Das Argument der Gegenauffassung, wonach eine Kopie nicht eröffnet werden könne, da keine Gewähr für die vollständige und unverfälschte Wiedergabe des Inhaltes bestehe, verfängt nach Auffassung des Senats nicht. Dieselbe Gefahr besteht auch bei Testamenten, die nicht unterschrieben sind (etwa weil die Unterschrift fehlt, oder weil die „Unterschrift“ an der Seite des Testamentstextes oder oberhalb des Textes aufgebracht ist). Als Abschluss der Urkunde muss die Unterschrift am Schluss des Textes stehen, den Urkundentext also räumlich abschließen, um ihn damit vor nachträglichen Ergänzungen und Zusätzen zu sichern (BayObLG NJW-RR 2004, 939). Testamente ohne Unterschrift bzw. mit „Oberschrift“ oder „Nebenschrift“ sind möglicherweise materiell-rechtlich unwirksam, § 2247 Abs. 1 BGB, gleichwohl sind sie unzweifelhaft zu eröffnen. Wird zudem vergegenwärtigt, dass allein die Eröffnung eines Schriftstücks als Testament gemäß § 348 FamFG nichts für seine Wirksamkeit besagt, die Klärung dieser Frage vielmehr Gegenstand insbesondere eines Erbscheinsverfahrens oder einer Erbenfeststellungsklage ist, ist es nach Auffassung des Senats nicht gerechtfertigt, der Gefahr der Unvollständigkeit oder Unrichtigkeit der Kopie eine solche Bedeutung zuzumessen, dass eine Eröffnung nicht zulässig wäre.

Als nicht überzeugend ist die zur Begründung der Unzulässigkeit der Eröffnung einer Kopie gezogene Parallele zum abhanden gekommenen Testament, bei dem eine Eröffnung nicht möglich ist, zu bewerten.
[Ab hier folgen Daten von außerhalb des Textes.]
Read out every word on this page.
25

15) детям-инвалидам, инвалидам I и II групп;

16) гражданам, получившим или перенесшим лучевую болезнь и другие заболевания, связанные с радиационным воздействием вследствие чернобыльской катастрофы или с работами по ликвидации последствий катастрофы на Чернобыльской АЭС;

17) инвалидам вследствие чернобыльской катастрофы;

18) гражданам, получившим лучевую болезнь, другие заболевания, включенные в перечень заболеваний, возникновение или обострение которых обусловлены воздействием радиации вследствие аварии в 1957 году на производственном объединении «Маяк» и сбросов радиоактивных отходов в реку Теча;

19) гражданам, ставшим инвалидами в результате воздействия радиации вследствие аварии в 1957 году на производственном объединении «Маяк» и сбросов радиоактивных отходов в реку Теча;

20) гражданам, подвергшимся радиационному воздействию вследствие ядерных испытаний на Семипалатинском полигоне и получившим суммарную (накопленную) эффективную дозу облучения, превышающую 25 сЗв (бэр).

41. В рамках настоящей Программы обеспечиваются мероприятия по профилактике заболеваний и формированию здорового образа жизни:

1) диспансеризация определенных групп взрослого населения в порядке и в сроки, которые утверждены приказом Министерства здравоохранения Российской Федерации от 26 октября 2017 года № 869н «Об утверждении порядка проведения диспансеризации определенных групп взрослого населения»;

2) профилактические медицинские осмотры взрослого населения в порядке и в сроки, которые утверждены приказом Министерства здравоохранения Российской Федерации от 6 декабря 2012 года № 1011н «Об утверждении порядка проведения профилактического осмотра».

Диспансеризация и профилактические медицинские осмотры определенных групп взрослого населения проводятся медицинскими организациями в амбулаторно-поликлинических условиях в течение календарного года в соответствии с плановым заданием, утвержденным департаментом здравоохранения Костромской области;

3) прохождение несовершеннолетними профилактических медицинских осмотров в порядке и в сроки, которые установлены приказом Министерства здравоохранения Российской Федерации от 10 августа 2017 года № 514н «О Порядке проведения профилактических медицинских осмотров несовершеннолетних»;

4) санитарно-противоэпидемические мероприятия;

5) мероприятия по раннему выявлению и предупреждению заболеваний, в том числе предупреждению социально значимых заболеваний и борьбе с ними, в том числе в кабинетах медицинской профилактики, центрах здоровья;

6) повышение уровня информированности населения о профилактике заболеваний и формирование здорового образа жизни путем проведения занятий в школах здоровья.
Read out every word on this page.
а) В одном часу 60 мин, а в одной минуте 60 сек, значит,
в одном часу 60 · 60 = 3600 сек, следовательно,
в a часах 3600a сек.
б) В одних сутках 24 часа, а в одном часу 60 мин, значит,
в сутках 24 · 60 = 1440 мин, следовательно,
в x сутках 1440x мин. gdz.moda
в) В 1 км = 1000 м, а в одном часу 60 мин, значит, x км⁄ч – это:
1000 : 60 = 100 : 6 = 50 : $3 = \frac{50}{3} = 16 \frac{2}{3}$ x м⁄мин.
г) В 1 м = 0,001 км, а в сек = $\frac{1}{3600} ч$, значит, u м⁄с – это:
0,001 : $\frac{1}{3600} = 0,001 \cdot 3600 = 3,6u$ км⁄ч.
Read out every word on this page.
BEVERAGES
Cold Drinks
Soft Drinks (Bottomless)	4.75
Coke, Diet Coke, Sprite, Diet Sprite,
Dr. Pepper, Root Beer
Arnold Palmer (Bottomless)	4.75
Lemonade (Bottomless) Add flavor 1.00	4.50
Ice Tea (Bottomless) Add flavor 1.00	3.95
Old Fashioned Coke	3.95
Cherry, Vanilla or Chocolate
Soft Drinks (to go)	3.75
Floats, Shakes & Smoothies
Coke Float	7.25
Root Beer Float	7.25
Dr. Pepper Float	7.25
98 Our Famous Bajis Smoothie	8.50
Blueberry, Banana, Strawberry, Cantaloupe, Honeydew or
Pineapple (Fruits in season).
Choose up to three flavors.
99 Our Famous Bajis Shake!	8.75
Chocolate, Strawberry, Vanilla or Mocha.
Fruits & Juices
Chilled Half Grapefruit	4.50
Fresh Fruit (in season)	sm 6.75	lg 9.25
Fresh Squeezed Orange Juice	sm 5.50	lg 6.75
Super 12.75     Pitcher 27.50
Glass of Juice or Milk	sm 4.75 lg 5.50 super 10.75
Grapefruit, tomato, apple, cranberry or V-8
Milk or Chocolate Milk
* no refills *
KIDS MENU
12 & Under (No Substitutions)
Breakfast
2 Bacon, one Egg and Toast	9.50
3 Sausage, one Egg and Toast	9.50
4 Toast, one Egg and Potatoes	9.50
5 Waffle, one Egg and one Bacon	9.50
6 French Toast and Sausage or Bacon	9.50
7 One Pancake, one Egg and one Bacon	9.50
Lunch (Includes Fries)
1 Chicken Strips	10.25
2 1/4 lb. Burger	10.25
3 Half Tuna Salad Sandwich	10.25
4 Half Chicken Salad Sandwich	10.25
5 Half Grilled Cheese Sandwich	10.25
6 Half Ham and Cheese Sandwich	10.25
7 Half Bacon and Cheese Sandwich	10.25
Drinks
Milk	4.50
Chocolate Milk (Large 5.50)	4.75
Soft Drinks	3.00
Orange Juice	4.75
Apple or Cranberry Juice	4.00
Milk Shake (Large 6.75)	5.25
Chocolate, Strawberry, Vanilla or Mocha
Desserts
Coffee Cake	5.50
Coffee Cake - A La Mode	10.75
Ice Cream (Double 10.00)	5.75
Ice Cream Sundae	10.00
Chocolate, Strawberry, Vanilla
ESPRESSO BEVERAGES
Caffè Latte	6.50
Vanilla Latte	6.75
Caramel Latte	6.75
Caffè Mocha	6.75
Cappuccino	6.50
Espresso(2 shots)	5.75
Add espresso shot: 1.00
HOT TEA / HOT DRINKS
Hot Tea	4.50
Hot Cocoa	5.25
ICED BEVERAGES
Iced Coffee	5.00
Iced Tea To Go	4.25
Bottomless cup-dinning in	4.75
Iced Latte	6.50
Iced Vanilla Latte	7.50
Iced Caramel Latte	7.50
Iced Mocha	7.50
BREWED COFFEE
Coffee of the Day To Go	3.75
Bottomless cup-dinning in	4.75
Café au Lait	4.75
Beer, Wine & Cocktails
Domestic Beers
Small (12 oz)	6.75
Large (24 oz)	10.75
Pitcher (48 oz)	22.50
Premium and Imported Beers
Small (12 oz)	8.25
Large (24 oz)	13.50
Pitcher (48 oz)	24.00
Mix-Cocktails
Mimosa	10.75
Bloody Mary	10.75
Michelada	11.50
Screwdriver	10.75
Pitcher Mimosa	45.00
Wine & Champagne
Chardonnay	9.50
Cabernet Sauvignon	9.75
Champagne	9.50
Anders als beim abhanden gekommenen Testament liegt bei einer Testamentskopie jedenfalls physisch ein Schriftstück vor, das eröffnet werden kann.

Sprechen nach Auffassung des Senats nach alledem die besseren Gründe für die Eröffnung der von der Beteiligten vorgelegten Testamentskopie, war das Nachlassgericht wie geschehen anzuweisen.

III.

Kosten fallen für das erfolgreiche Rechtsmittel nicht an, §§ 22, 25 GNotKG, dementsprechend erübrigt sich auch eine Wertfestsetzung von Amts wegen.

Anlass, die Rechtsbeschwerde zuzulassen, besteht nicht, § 70 Abs. 2 Satz 1 FamFG.